日本手ぬぐいの日 (記念日 3月21日)
折り重なった生地に上から染料をどっと流し込む——注染(ちゅうせん)という技法を初めて聞いた人は、首をかしげるかもしれません。ところがこれが見事に染まる。しかも表裏ほぼ同じように。
注染は明治時代に大阪で生まれた染色技法です。防染のための糊を使って型を置き、生地を20〜30枚重ねた状態で上から染料を注ぎ入れます。余分な染料は下から吸い引いて抜き、最後に蒸して色を定着させます。この一連の工程をすべて職人が手作業で行います。機械では再現しにくい、手仕事ならではのにじみやぼかしが生まれるのもこの技法の特徴で、同じ柄でも一枚一枚わずかに表情が違います。
手ぬぐいそのものの歴史はさらに古く、奈良時代には神事に使われていた記録があります。

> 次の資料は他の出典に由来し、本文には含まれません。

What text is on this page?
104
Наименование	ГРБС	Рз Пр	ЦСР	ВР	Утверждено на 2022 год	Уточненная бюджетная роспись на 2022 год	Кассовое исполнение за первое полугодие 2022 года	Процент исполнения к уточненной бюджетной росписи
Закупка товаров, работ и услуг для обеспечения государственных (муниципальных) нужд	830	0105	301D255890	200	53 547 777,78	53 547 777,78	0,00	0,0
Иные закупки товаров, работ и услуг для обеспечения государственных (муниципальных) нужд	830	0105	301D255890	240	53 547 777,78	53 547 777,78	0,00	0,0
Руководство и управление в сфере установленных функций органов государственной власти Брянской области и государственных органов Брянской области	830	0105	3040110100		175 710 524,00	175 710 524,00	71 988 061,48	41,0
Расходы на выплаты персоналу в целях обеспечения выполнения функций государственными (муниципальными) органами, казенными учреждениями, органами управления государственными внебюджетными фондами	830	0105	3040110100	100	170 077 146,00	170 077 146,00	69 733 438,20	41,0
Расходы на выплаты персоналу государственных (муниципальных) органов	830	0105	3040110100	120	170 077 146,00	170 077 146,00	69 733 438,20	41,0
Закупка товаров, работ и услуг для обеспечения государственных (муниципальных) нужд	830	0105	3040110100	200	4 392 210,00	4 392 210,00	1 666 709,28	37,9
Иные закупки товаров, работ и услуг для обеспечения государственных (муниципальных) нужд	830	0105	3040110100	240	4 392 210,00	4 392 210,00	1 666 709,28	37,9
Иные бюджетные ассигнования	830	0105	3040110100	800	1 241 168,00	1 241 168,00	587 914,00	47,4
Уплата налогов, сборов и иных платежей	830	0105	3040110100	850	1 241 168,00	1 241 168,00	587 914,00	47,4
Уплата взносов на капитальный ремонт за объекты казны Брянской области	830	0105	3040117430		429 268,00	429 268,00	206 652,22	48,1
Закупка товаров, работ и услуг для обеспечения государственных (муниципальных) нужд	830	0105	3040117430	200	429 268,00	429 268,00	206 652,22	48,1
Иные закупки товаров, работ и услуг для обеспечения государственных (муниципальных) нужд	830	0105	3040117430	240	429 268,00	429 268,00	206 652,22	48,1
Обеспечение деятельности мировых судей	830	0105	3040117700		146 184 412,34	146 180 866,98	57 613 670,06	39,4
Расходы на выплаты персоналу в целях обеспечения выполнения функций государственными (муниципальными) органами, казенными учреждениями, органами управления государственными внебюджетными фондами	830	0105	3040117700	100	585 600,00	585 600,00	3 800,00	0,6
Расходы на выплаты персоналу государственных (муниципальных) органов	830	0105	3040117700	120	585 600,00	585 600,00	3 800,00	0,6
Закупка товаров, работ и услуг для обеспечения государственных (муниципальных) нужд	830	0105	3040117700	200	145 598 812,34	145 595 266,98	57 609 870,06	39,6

江戸時代になると庶民にも広く普及し、汗を拭く・頭に巻く・包む・拭き掃除をするなど、日常のあらゆる場面で活躍しました。当時は一家にひとつではなく、複数枚をさまざまな用途に使い分けるのが当たり前だったといいます。
現代の手ぬぐいは使い方の幅がさらに広がっています。タオルやハンカチとしての実用はもちろん、壁にそのまま飾るテキスタイルアートとして、またランチョンマットやブックカバーに仕立てるなど、インテリア雑貨としての需要も高まっています。端を縫わない「切りっぱなし」の仕様も手ぬぐいならではのもので、乾きが早く衛生的という実用的な理由からきています。
「日本手ぬぐいの日」は、大阪府堺市で注染手ぬぐいの製造・販売を行う株式会社ナカニが2016年(平成28年)に制定しました。日付は春分の日(3月21日頃)。春を迎えて手ぬぐいの需要が高まる時期であることに加え、地場産業としての注染文化を広く発信し、その技術を次世代へ継承していくという思いが込められています。堺市は注染の産地として知られており、今もこの地で伝統の技を受け継ぐ職人たちが働いています。
化学繊維やファストファッションが普及した時代に一度は需要が落ち込んだ注染手ぬぐいですが、近年は伝統工芸への関心の高まりとともに再び注目されています。使うほどに風合いが増し、何年も使い続けられる。そういう道具が改めて評価される時代になってきたのかもしれません。